Adapula yang meriwayatkan hadits ahad sebagai :
هُوَمَا لَايَنْتَهِى إِلَى التَّوَاتُرِ
“Hadits yang tidak mencapai derajat mutawatir”
b.Bebarapa macam hadits ahad
Berdasarkan jumlah rawi dari tiap-tiap thabaqah, Hadits ahad dibagi menjadi 3 macam, yaitu: masyhur, ‘aziz, dan gharib.
(1) .Hadits Masyhur
Hadits Masyhur menurut bahasa, yaitu (al-intisyar wa al-dzuyu’) sesuatu yang sudah tersebar dan populer. Hadits ini dinamakan Masyhur karena telah tersebar luas dikalangan masyarakat. Kemudian maksud dari hadits Masyhur, ialah :
مَارَوَاهُ الثَّلَاثَةُ فَأَكْثَرَوَلَمْ يَصِلْ دَرَجَةَ التَّوَاتُرِ
“Hadits yang diriwayatkan oleh tiga orang atau lebih, serta belum mencapai derajat mutawatir.”
Hadits masyhur ini ada yang berstatus shahih, hasan, dan dhaif. Yang dimaksud dengan hadits masyhur shahih adalah hadits masyhur yang telah memenuhi ketentuan-ketentuan hadits shahih, baik pada sanad maupun matannya, seperti hadits Ibnu ‘Umar:
إِذَاجَاءَأَحَدُكُمُ الْجُمُعَةَ فَلْيَغْتَسِلْ
“Bagi siapa yang hendak pergi melaksanakan shalat jum’at, hendaknya ia mandi”. (HR. Bukhari)[1]

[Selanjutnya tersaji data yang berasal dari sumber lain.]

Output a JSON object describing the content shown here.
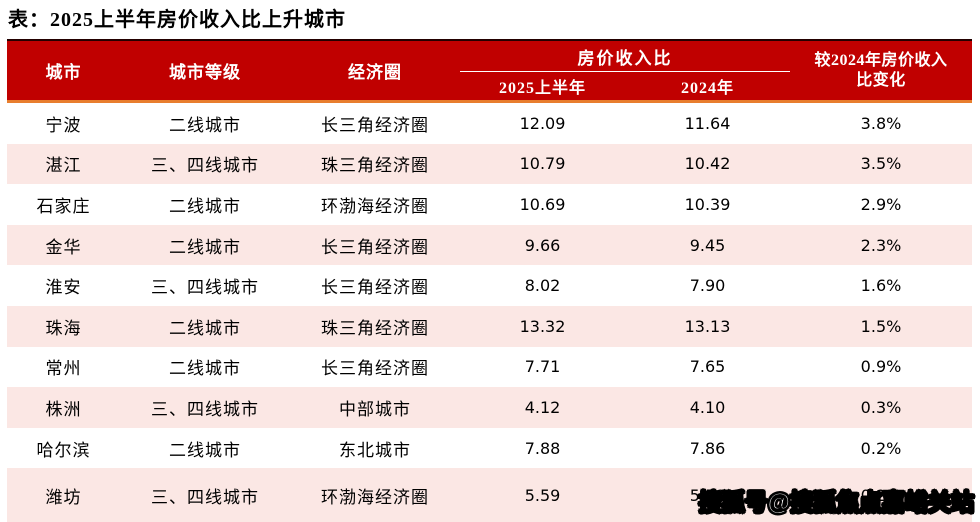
{
  "title": "表：2025上半年房价收入比上升城市",
  "colors": {
    "header_bg": "#C00000",
    "header_text": "#FFFFFF",
    "accent_line_orange": "#E87E2E",
    "header_top_line": "#230000",
    "row_alt_pink": "#FBE7E4",
    "body_text": "#000000"
  },
  "table": {
    "columns": {
      "city": "城市",
      "tier": "城市等级",
      "circle": "经济圈",
      "ratio_group": "房价收入比",
      "h1_2025": "2025上半年",
      "y_2024": "2024年",
      "change_line1": "较2024年房价收入",
      "change_line2": "比变化"
    },
    "rows": [
      {
        "city": "宁波",
        "tier": "二线城市",
        "circle": "长三角经济圈",
        "h1": "12.09",
        "y2024": "11.64",
        "change": "3.8%"
      },
      {
        "city": "湛江",
        "tier": "三、四线城市",
        "circle": "珠三角经济圈",
        "h1": "10.79",
        "y2024": "10.42",
        "change": "3.5%"
      },
      {
        "city": "石家庄",
        "tier": "二线城市",
        "circle": "环渤海经济圈",
        "h1": "10.69",
        "y2024": "10.39",
        "change": "2.9%"
      },
      {
        "city": "金华",
        "tier": "二线城市",
        "circle": "长三角经济圈",
        "h1": "9.66",
        "y2024": "9.45",
        "change": "2.3%"
      },
      {
        "city": "淮安",
        "tier": "三、四线城市",
        "circle": "长三角经济圈",
        "h1": "8.02",
        "y2024": "7.90",
        "change": "1.6%"
      },
      {
        "city": "珠海",
        "tier": "二线城市",
        "circle": "珠三角经济圈",
        "h1": "13.32",
        "y2024": "13.13",
        "change": "1.5%"
      },
      {
        "city": "常州",
        "tier": "二线城市",
        "circle": "长三角经济圈",
        "h1": "7.71",
        "y2024": "7.65",
        "change": "0.9%"
      },
      {
        "city": "株洲",
        "tier": "三、四线城市",
        "circle": "中部城市",
        "h1": "4.12",
        "y2024": "4.10",
        "change": "0.3%"
      },
      {
        "city": "哈尔滨",
        "tier": "二线城市",
        "circle": "东北城市",
        "h1": "7.88",
        "y2024": "7.86",
        "change": "0.2%"
      },
      {
        "city": "潍坊",
        "tier": "三、四线城市",
        "circle": "环渤海经济圈",
        "h1": "5.59",
        "y2024": "5.58",
        "change": "0.2%"
      }
    ]
  },
  "watermark": "搜狐号@搜狐焦点嘉峪关站"
}
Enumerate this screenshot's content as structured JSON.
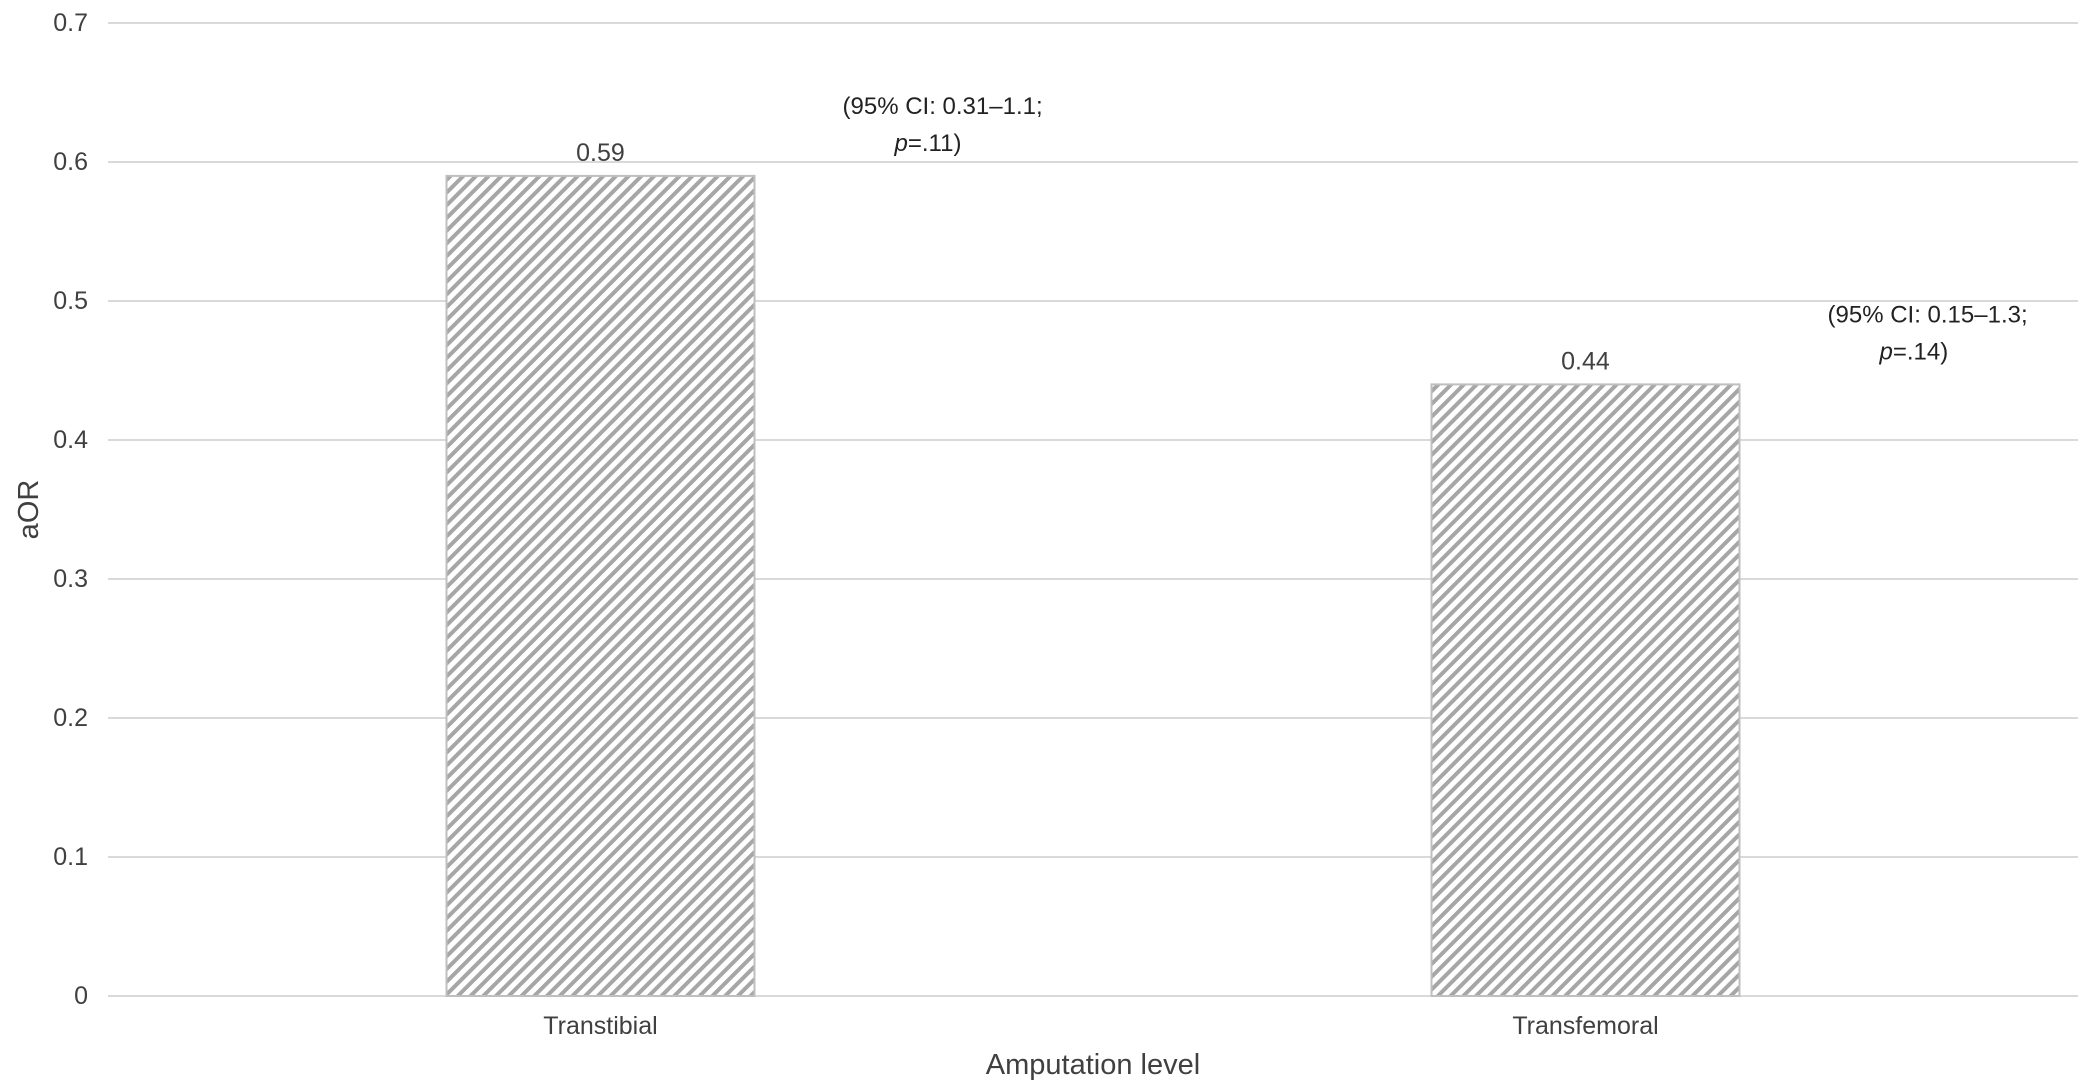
{
  "chart_data": {
    "type": "bar",
    "categories": [
      "Transtibial",
      "Transfemoral"
    ],
    "values": [
      0.59,
      0.44
    ],
    "data_labels": [
      "0.59",
      "0.44"
    ],
    "annotations": [
      {
        "category": "Transtibial",
        "line1": "(95% CI: 0.31–1.1;",
        "line2_italic": "p",
        "line2_rest": "=.11)"
      },
      {
        "category": "Transfemoral",
        "line1": "(95% CI: 0.15–1.3;",
        "line2_italic": "p",
        "line2_rest": "=.14)"
      }
    ],
    "xlabel": "Amputation level",
    "ylabel": "aOR",
    "ylim": [
      0,
      0.7
    ],
    "yticks": [
      0,
      0.1,
      0.2,
      0.3,
      0.4,
      0.5,
      0.6,
      0.7
    ],
    "ytick_labels": [
      "0",
      "0.1",
      "0.2",
      "0.3",
      "0.4",
      "0.5",
      "0.6",
      "0.7"
    ],
    "grid": true,
    "colors": {
      "bar_fill_hatch": "#a6a6a6",
      "bar_stroke": "#bfbfbf",
      "grid": "#d9d9d9",
      "text": "#404040"
    }
  }
}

Sedangkan yang dimaksud dengan hadits masyhur hasan adalah hadits masyhur yang telah memenuhi ketentuan-ketentuan hadis hasan, baik mengenai sanad maupun matannya, seperti sabda Rasulullah SAW :
لَاضَرَرَ وَلَاضِرَارَ
“Jangan melakukan perbuatan yang berbahaya (bagi diri sendiri dan orang lain)” hr, Malik, Ahmad, Ibn Majah,[2]

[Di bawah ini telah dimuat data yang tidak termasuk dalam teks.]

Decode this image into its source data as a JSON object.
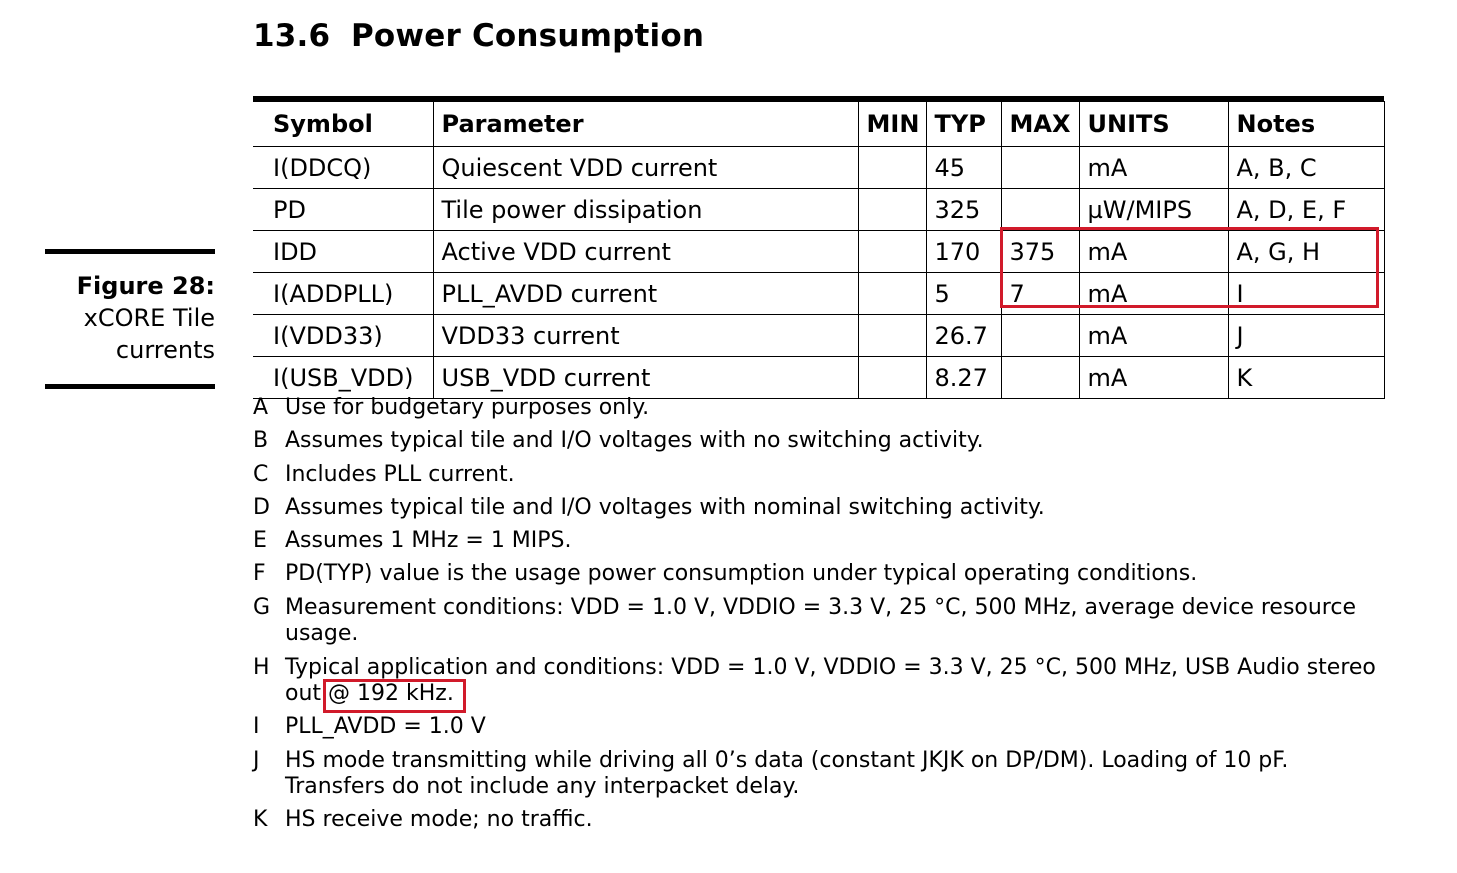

Kemudian yang dimaksud dengan hadits masyhur dha’if ialah hadits masyhur yang tidak mempunyai syarat-syarat hadits shahih dan hasan, baik sanad maupun matannya, seperti:
طَلَبُ الْعِلْمِ فَرِيْضَةٌعَلَى كُلِّ مُسْلِمٍ وَمُسْلِمَةٍ
“Menuntut ilmu merupakan kewajiban bagi muslim laki-laki dan perempuan” Hr. al-Baihaqi.[3] Hadits ini sangat popular alias masyhur, tapi matarantainya dla’if. [4] demikian pula hadits yang berbunyi اطلبوا العلم و لو بالصين carilah ilmu walau ke negeri china. Hadits ini snagat masyrhur padahal hadits maudlu dan palsu. Ada pula hadits masyhur di kalangan para muballigh, padahal sama sekali tidak ada sumbernya seperti وللسائل حق وأن جاء على فرس (orang yang meminta tetap punya hak untuk diberi, walau datangnya naik kuda). Hadits ini sangat popular padalah kata Ibn shalah لا أصل له (tidak ada sumbernya).[5]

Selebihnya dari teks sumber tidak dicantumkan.